First to Fight Variants--which is essentially Tom Tietz, an individual from Villa Park, Illinois, who only sells on E-bay--is one of several enterprises that have appeared since 1998, the year of the demise of Avalon Hill, that sell "variant" countersheets, rules, and other supplements for Avalon Hill products. Most of these "variants" are reproductions of items that originally appeared in the pages of Avalon Hill's The General Magazine, or from other wargaming magazines, and the sellers do not have the actual rights to reproduce the copyrighted materials. Instead, they gamble that Hasbro or other entities that actually own the rights to the intellectual property in question will not pursue them legally.
In 2008-2009, Bill Wilder and First to Fight teamed to create a planned series of 5 "variants" for ASL, three of which would be Vietnam-related and two of which would be Korea-related. Selling copies on E-bay one at a time to extreme-completist collectors would maximize the amount of money they could extract from ASLers with these products. Apparently, the trick worked, because in 2009 a large number of additional hastily created "products" began to appear on E-bay.
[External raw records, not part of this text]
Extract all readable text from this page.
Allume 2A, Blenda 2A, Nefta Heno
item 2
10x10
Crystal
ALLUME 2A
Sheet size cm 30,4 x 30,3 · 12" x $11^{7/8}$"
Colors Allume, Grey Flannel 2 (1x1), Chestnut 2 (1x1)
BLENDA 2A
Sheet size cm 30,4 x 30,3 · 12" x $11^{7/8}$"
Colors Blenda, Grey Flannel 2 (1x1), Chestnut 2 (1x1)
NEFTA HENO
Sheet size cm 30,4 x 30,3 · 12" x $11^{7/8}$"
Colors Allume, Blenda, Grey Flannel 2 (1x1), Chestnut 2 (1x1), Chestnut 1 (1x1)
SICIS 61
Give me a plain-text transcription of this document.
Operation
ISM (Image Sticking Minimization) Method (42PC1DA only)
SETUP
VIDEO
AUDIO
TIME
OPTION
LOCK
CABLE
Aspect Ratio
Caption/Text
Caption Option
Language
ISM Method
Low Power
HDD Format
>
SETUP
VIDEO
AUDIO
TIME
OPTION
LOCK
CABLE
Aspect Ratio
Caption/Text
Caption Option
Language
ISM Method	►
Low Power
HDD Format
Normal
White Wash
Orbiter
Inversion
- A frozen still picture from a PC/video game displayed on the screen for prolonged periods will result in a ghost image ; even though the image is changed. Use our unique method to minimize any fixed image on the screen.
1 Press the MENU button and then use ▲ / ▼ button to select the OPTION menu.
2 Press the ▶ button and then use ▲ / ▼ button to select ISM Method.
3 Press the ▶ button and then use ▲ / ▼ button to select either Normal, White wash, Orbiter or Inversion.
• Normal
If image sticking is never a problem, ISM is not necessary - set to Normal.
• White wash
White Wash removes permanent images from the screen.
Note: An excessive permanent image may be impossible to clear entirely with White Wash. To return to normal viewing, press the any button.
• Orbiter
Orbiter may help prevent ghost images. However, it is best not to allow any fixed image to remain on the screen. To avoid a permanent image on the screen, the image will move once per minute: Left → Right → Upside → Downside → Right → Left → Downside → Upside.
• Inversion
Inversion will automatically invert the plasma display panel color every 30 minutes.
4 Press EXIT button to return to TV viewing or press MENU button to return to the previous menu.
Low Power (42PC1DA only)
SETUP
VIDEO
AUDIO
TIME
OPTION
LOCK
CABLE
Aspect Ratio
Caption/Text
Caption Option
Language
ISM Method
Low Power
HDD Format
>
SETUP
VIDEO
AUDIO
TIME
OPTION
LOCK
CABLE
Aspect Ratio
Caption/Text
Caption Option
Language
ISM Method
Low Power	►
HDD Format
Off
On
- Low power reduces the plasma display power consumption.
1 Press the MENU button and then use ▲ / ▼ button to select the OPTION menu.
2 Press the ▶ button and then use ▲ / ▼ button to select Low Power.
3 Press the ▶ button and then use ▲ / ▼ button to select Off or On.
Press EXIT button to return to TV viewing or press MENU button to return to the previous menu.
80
CONSUMER ALERT: These products, which are typically available only for high prices on E-bay, are of extremely poor quality and most ASLers would find them more or less unusable. There appears to have been little to no proofreading, rules development or playtesting. It is not even clear to what extent the creator has even played ASL. See the review of One Wild Ride for a more extended look at one of these products. THESE ARE VERY POOR PRODUCTS; BUYER BEWARE.